この『忘れられぬ人々』では、ハーモニカを手渡していくことが物語の大事な筋のひとつになっています。ハーモニカで吹かれる曲がなぜか黒人霊歌なんですね。「Swing Low, Sweet Chariot」という非常に有名な黒人霊歌です。エリック・クラプトンとかがカバーしているので、ああ、あれね、と思う方もいると思います。この映画では、不思議なことに第二次大戦中に「Swing Low, Sweet Chariot」がハーモニカで吹かれています。どうして第二次大戦中に黒人霊歌を、と思ったのですが、昨日調べてみましたらば、「Swing Low, Sweet Chariot」はドヴォルザークの「新世界」でそのまま引用されているようです。ですから、当時、戦争に行った若者がクラシック音楽のファンで「Swing Low, Sweet Chariot」を覚えていることも十分ありうるわけですね。その「Swing Low, Sweet Chariot」をハーモニカで吹く青年は朝鮮人です。映画のなかで直接そう名指されるわけではないですが、言葉の使い方、名字から朝鮮人であることが分かる。そして、一番最後にこの「Swing Low, Sweet Chariot」を吹くのが黒人の子どもです。「Swing Low, Sweet Chariot」が差別的な、抑圧的ななかで吹き鳴らされていく、継承されていく、そういう作品であることを知っておいていただくのは無意味なことではないだろうと思います。

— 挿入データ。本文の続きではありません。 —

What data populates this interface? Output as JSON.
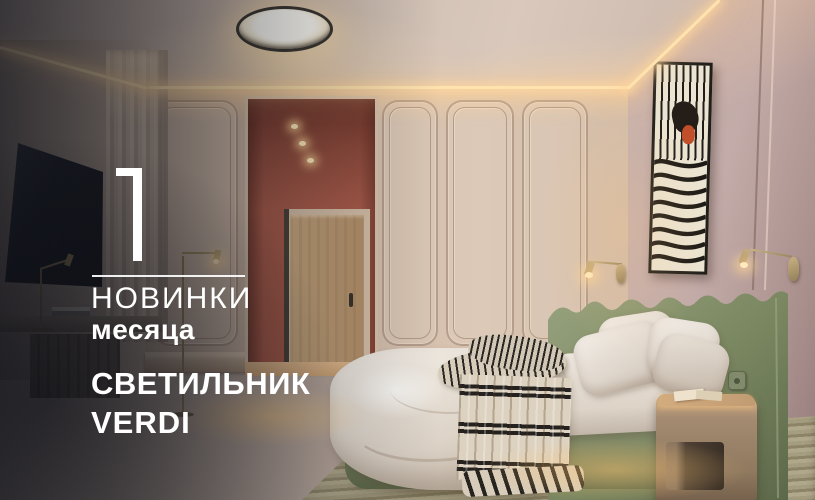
{
  "banner": {
    "number": "11",
    "heading": "НОВИНКИ",
    "subheading": "месяца",
    "product_line1": "СВЕТИЛЬНИК",
    "product_line2": "VERDI"
  },
  "scene": {
    "colors": {
      "text": "#ffffff",
      "terracotta_wall": "#a85a48",
      "wall_beige": "#d3c0b0",
      "wall_mauve": "#c2aba8",
      "headboard_green": "#87926f",
      "brass_lamp": "#b09a6a",
      "floor_wood": "#bf9a72",
      "overlay_dark": "#10121c"
    }
  }
}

最後に一つだけ、『忘れられぬ人々』における大変面白い試みを指摘しておきたいと思います。ある男が月を見る。月が映る。月を映したショットですね。月から別の人間のショットに変わる。そのとき同じ月を別の場所で二人の人間が見ていたんだという編集です。非常に高度な編集だと思うのですけれども、これに似た繋ぎ方をセルゲイ・パラジャーノフが『火の馬』という作品で星をモチーフにして行っています。篠崎誠監督がここで『火の馬』を引用したのかどうかは何とも言えませんが、同じようなことを試みているわけですね。それで、もう一つ申し上げないといけないのは、『忘れられぬ人々』の後半で、今度は月ではなく雲をモチーフにして同じような編集をしていることです。三橋達也が演じる男が死ぬ間際に空を見上げる。青い空に白い雲が浮かんでいる。次に繋がるのが、男の60数年前の顔です。男が若いときに死の危機に面して、結局そのときは死ななかったんだけれども、俺は死ぬんだという思いがふと頭をよぎった場面、その場面の顔にショットが切り替わる。現在の男、白い雲、60数年前のその男の顔、とショットが切り替わる。先ほどの月の編集の場合は、月を介して別の場所にいる二人の男が関連づけられていたわけですが、今度は、時間を60数年遡るための仕掛けとして雲のショットが挟み込まれている。これは大変面白い編集です。もし『忘れられぬ人々』を見直す機会がありましたら、この二つの編集をぜひ再確認していただきたいと思います。

今日はこの辺で『おかえり』と『忘れられぬ人々』のお話を終えようと思います。『忘れられぬ人々』についてはあまり触れることができませんでしたが、注目ポイントだけは挙げることができたのではないかと思います。今日これから観ていただく『留守番ビデオ 新版』『犬と歩けば チロリとタムラ』という作品は、『おかえり』『忘れられぬ人々』とはまったく違った試みがなされています。もちろん共通する主題というものもある。けれども、まったく別物としてご覧いただいた方が楽しめるかと思います。ですから、私が今日申し上げた『おかえり』『忘れられぬ人々』のお話は頭の隅に追いやってご覧ください。ぜひお楽しみください。どうもありがとうございました。